There's a fascinating paper that's recently been published on the challenges of growing lettuce in space (Simulated microgravity facilitates stomatal ingression by Salmonella in lettuce and suppresses a biocontrol agent | Scientific Reports (nature.com)). Space lettuce (and space-grown food more generally) is very important if we are ever to get to Mars, so there are numerous ongoing experiments to explore what micro-gravity does to cellular development. Unfortunately, it turns out that a lack of gravity leads to "space lettuce" becoming poisonous.
Not only does this give weight to the assertion by Torday and others that gravity is critically important in the evolution of life (Torday's 2003 experiment is important here: Parathyroid hormone-related protein is a gravisensor in lung and bone cell biology - PubMed (nih.gov)), it is a powerful reminder of the importance of initial conditions on evolutionary development and ecology. Cellular development is relational - and relations with the environment (and the physics of the environment) are causal in ongoing long-term development that affects ecological relations down the track.
Poison space lettuce will produce very different relations between humans and the plant. Instead of putting it in our sandwiches, we would probably destroy it, and find something else to eat. Of course, in microgravity, our own cells would develop differently over time, so the ecological dynamics are very hard to predict. It does make me think about the relation humans have to plants and how those relations are framed by the physical environment: many plants, for example, have medicinal value. In microgravity would that be the same? I doubt it.
All relationships have an evolutionary context. Bad human relationships are a bit like poison space lettuce: the emergent pathology results from initial conditions. But the pathological symptoms are often the same irrespective of the individuals involved: injunctions imposed as to who one can and can't communicate with; a loss of close friends; monitoring and surveillance of communications; threats; emotional blackmail; financial pressure, etc. Any objective assessment would say "get out" - but the move is difficult and painful.

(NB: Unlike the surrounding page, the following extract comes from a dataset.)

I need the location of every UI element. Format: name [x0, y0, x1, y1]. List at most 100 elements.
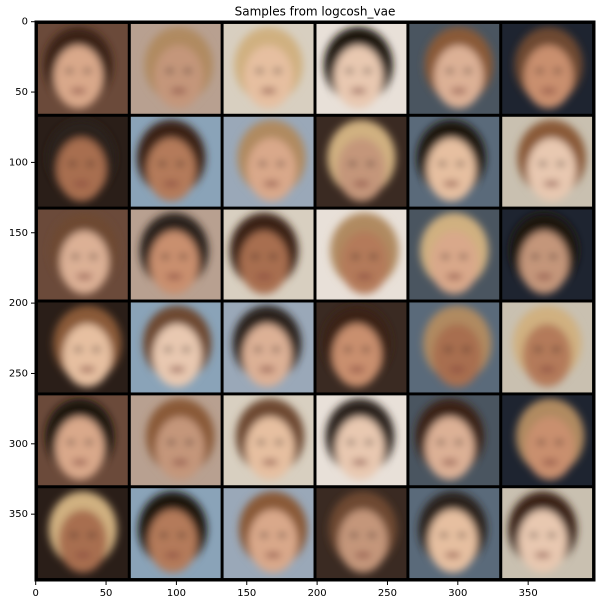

One of the really fascinating things about the space lettuce is that the emergent properties of the lettuce are the result of cellular selection in microgravity. Cells "cognitively" choose to develop in a poisonous way in order to survive. It is also the same in human relations. Humans as biological systems adapt to all kinds of inhospitable environments, and the adaptation can make leaving difficult.
The interesting thing is where a cell might decide to develop differently. In effect a cell will develop to "escape" so as to give itself more options for free development. Escape comes through what Stephen Jay Gould calls exaptation - the repurposing of absorbed but discarded adaptations from the past to create to evolutionary options in the future. This is all about a cell seeing the world differently, which is the result of reconfiguring its components and exploiting some feature of the environment which provides new opportunities for development. It is a reassessment of all the resources available and a "strategy" (do cells have strategy? well, possibly - it is anticipation). We also see in the natural world the importance of deception: cellular reorganisation only reveals itself at the last minute and new developments can be very unexpected: always a crucial strategy if one is trying to break free and do something new.
What was it like for the first organisms to make the transition from water to land? Hypoxia had contributed to mechanisms producing new bone formation which provided new options (A Central Theory of Biology - PMC (nih.gov)), but probably the move was very painful. But necessary. Breaking free and striking a new path is never easy. But sometimes the pathology of constraints and lack of freedom actually makes the move easier. At some point any organism will decide that there is no way forward in the present direction, and they have to reorganise and do something new.